Prescription biennale : point de départ de l’action en requalification d’un contrat en bail commercial

La question du point de départ de la prescription biennale de l’action en requalification d’une convention quelconque en bail commercial soumis au statut des baux commerciaux a fait l’objet d’un revirement de jurisprudence inattendu et frappant par un arrêt du 26 mai 2023.

La publication de cet arrêt au Bulletin laisse présupposer de l’importance doctrinale de ce revirement.

Les faits soumis à la Cour de Cassation étaient classiques.

Entre 2009 et 2015, une société commerciale exploitant un commerce de piano-bar-restaurant avait conclu avec une commune sept contrats successifs ayant pour objet la location d’un immeuble servant de logement à son personnel.

Ces contrats étaient qualifiés de “convention d’occupation précaire”. Pour rappel, la convention d’occupation précaire d’un immeuble ou d’un local constitue un régime dérogatoire au statut des baux commerciaux (article L145-5-1 du code de commerce).

Une telle convention se caractérise, quelle que soit sa durée, par le fait que l’occupation des lieux n’est autorisée qu’à raison de circonstances particulières indépendantes de la seule volonté des parties.

Les règles applicables aux baux commerciaux y sont donc exclues.

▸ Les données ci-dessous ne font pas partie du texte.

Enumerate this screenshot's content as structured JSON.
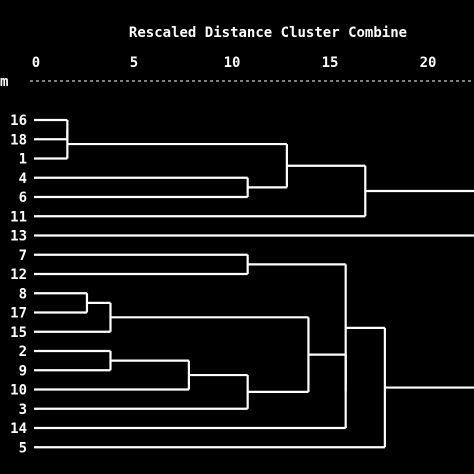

Cela veut dire, par conséquent, que le locataire des lieux ne bénéficie pas de règles protectrices applicables aux baux commerciaux notamment en terme de durée du bail (un minimum de neuf ans) ainsi que de droit au renouvellement.

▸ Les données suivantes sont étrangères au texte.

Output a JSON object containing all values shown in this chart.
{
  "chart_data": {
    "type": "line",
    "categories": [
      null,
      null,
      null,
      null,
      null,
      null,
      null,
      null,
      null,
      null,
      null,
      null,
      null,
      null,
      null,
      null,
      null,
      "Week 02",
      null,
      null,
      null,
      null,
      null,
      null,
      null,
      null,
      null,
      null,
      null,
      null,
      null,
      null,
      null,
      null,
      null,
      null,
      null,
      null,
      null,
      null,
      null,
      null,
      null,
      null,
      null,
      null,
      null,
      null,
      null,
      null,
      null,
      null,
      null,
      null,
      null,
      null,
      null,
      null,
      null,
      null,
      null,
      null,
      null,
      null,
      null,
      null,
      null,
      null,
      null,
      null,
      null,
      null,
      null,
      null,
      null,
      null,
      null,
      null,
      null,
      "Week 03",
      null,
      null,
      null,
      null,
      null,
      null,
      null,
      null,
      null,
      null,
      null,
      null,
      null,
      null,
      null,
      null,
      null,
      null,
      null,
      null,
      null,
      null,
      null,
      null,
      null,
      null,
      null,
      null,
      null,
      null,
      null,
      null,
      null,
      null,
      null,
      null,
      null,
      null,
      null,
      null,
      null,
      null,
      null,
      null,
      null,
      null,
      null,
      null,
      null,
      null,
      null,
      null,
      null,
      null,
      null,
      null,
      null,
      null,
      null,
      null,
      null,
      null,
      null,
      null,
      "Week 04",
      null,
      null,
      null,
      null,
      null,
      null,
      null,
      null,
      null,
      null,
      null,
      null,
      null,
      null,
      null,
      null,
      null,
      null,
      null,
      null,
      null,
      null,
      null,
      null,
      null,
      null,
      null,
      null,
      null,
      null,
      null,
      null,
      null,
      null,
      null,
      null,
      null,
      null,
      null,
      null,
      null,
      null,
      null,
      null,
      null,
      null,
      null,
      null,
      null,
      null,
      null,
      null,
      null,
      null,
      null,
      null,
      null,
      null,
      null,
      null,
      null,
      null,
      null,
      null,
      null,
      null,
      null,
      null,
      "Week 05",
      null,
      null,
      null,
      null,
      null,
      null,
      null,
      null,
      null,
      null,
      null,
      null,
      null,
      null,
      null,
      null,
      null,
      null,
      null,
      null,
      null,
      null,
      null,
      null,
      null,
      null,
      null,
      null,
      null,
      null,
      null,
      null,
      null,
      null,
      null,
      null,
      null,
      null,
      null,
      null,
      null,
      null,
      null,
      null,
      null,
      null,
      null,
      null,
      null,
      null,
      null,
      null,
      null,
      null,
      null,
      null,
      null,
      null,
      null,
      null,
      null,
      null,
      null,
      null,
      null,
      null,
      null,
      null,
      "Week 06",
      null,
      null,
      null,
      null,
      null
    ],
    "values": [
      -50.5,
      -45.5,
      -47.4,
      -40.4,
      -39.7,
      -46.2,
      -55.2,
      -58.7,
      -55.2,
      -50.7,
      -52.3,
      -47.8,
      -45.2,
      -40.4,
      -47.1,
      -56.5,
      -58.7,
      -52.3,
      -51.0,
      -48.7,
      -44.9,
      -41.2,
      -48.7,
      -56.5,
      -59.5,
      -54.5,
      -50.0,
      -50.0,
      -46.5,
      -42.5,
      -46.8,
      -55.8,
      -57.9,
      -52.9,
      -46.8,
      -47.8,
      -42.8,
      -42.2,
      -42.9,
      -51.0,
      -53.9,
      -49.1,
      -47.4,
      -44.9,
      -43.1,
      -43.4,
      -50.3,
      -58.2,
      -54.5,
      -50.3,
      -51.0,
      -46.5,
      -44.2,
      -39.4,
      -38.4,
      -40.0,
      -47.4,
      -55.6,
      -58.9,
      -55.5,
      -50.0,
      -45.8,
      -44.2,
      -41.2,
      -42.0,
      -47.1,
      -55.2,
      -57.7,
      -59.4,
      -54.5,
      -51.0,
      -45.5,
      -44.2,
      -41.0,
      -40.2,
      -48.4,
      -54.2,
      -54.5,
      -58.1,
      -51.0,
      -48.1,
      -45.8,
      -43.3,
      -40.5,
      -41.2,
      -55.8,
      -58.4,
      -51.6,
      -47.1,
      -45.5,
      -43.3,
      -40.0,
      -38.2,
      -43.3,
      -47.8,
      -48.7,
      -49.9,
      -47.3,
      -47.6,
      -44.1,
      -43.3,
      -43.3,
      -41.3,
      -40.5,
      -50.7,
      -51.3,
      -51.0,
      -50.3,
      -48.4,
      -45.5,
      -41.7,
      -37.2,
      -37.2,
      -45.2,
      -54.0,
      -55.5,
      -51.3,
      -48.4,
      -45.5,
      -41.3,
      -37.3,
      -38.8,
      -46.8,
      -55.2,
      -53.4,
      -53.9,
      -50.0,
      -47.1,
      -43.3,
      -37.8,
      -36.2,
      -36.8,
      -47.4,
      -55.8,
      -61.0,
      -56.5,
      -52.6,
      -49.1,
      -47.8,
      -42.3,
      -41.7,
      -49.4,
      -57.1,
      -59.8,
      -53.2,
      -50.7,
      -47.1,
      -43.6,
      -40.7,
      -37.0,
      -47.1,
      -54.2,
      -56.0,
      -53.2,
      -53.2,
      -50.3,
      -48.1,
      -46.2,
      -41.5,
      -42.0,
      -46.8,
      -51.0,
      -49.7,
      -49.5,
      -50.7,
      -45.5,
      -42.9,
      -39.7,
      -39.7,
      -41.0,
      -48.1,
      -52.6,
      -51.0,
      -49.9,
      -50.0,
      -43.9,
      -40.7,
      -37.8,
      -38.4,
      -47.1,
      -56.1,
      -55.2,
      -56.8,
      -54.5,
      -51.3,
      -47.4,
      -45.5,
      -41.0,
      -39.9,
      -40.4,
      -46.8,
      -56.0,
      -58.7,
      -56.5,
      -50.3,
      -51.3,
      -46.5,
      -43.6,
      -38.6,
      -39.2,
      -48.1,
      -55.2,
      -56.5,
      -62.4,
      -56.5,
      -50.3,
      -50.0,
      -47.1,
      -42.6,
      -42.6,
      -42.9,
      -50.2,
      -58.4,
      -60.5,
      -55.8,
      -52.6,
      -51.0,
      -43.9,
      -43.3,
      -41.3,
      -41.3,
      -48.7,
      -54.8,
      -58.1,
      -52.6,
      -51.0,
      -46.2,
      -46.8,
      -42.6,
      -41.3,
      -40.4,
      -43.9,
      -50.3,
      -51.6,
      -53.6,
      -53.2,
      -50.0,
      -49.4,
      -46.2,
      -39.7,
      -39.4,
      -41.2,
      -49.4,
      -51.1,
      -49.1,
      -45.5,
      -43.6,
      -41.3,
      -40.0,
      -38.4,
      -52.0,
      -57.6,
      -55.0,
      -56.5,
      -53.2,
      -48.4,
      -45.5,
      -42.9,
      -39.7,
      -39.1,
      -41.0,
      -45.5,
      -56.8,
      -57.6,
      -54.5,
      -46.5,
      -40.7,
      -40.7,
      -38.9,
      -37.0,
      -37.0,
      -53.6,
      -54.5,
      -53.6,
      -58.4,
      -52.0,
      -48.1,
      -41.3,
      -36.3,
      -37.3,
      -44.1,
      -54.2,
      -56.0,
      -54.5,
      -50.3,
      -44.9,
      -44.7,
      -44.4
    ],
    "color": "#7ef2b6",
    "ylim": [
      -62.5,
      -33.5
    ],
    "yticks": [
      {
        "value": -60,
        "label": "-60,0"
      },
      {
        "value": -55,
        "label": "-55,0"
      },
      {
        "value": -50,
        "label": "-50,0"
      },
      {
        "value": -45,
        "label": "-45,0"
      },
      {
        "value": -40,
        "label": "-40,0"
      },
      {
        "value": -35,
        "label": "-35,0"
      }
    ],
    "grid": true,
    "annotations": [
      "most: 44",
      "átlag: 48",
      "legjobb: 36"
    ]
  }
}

A l’issue du bail précaire, le locataire a parfois intérêt à demander la requalification du contrat en bail commercial statutaire soumis aux règles protectrices du statut des baux commerciaux, le plus souvent lorsque cette convention précaire n’est pas renouvelée par le bailleur.

Ce fut le cas en l’espèce.

Le 5 octobre 2015, la commune a adressé au locataire un projet de « bail de location saisonnière » pour l’année 2016, stipulant une durée de sept mois à l’issue de laquelle le preneur devrait quitter les lieux (01/11/2015 au 31/05/2016).

Cette proposition a été refusée par le locataire qui s’est néanmoins maintenu dans les lieux et a demandé devant le Tribunal de Grande Instance d’Albertville la requalification de sa convention en bail commercial statutaire.

Le point de départ de l’action en requalification d’un bail précaire en bail commercial était jusqu’alors fixé à la date de conclusion du contrat initial.

Tant le Tribunal Judiciaire d’Albertville que la Cour d’Appel de CHAMBERY déclareront cette demande prescrite par application de la jurisprudence jusqu’alors en vigueur faisant démarrer le point de départ de l’action en requalification à la date de signature du contrat initial.

En effet selon l’article L145-60 « Toutes les actions exercées en vertu du présent chapitre (STATUT DES BAUX COMMERCIAUX) se prescrivent par deux ans ».

En application de cette prescription biennale, la Cour de Cassation avait ainsi décidé́ que «le point de départ du délai de la prescription biennale applicable à la demande tendant à la requalification d’une convention en bail commercial court à compter de la date de conclusion du contrat ( Cour de Cassation, Chambre Civile 3, 29 novembre 2018, n°17-24715) et qu’en application de ce principe «ayant, par des motifs non critiqués, relevé́ que Mme X… était en mesure de faire valoir son droit au statut des baux commerciaux à compter du 1er octobre 2004 et retenu que son action, qui devait être exercée avant le 1er octobre 2006 était prescrite, la cour d’appel a, par ces seuls motifs, légalement justifié sa décision» ( Cour de Cassation, Chambre Civile 3, 22 mars 2018, n°17-13084).

En cas de conventions successives portant sur les mêmes lieux et entre les mêmes parties, le point de départ de la prescription se situait donc à la date de signature du contrat initial « peu important que celui-ci ait été renouvelé par avenants successifs » (Civil. 3e, 14 sept. 2017, n° 16-23.590).

Par application de ces principes, le Tribunal Judiciaire d’Albertville puis la Cour d’Appel de CHAMBERY prononceront l’irrecevabilité des demandes du locataire pour prescription de la demande de requalification et ce, sans examen au fond des motifs de la demande de requalification.

Ainsi, pour la Cour d’appel de CHAMBERY le point de départ du délai de prescription est la date de conclusion de la convention initiale (9 novembre 2009), y compris en cas de reconduction tacite ou de renouvellement par avenants successifs d’une convention initiale.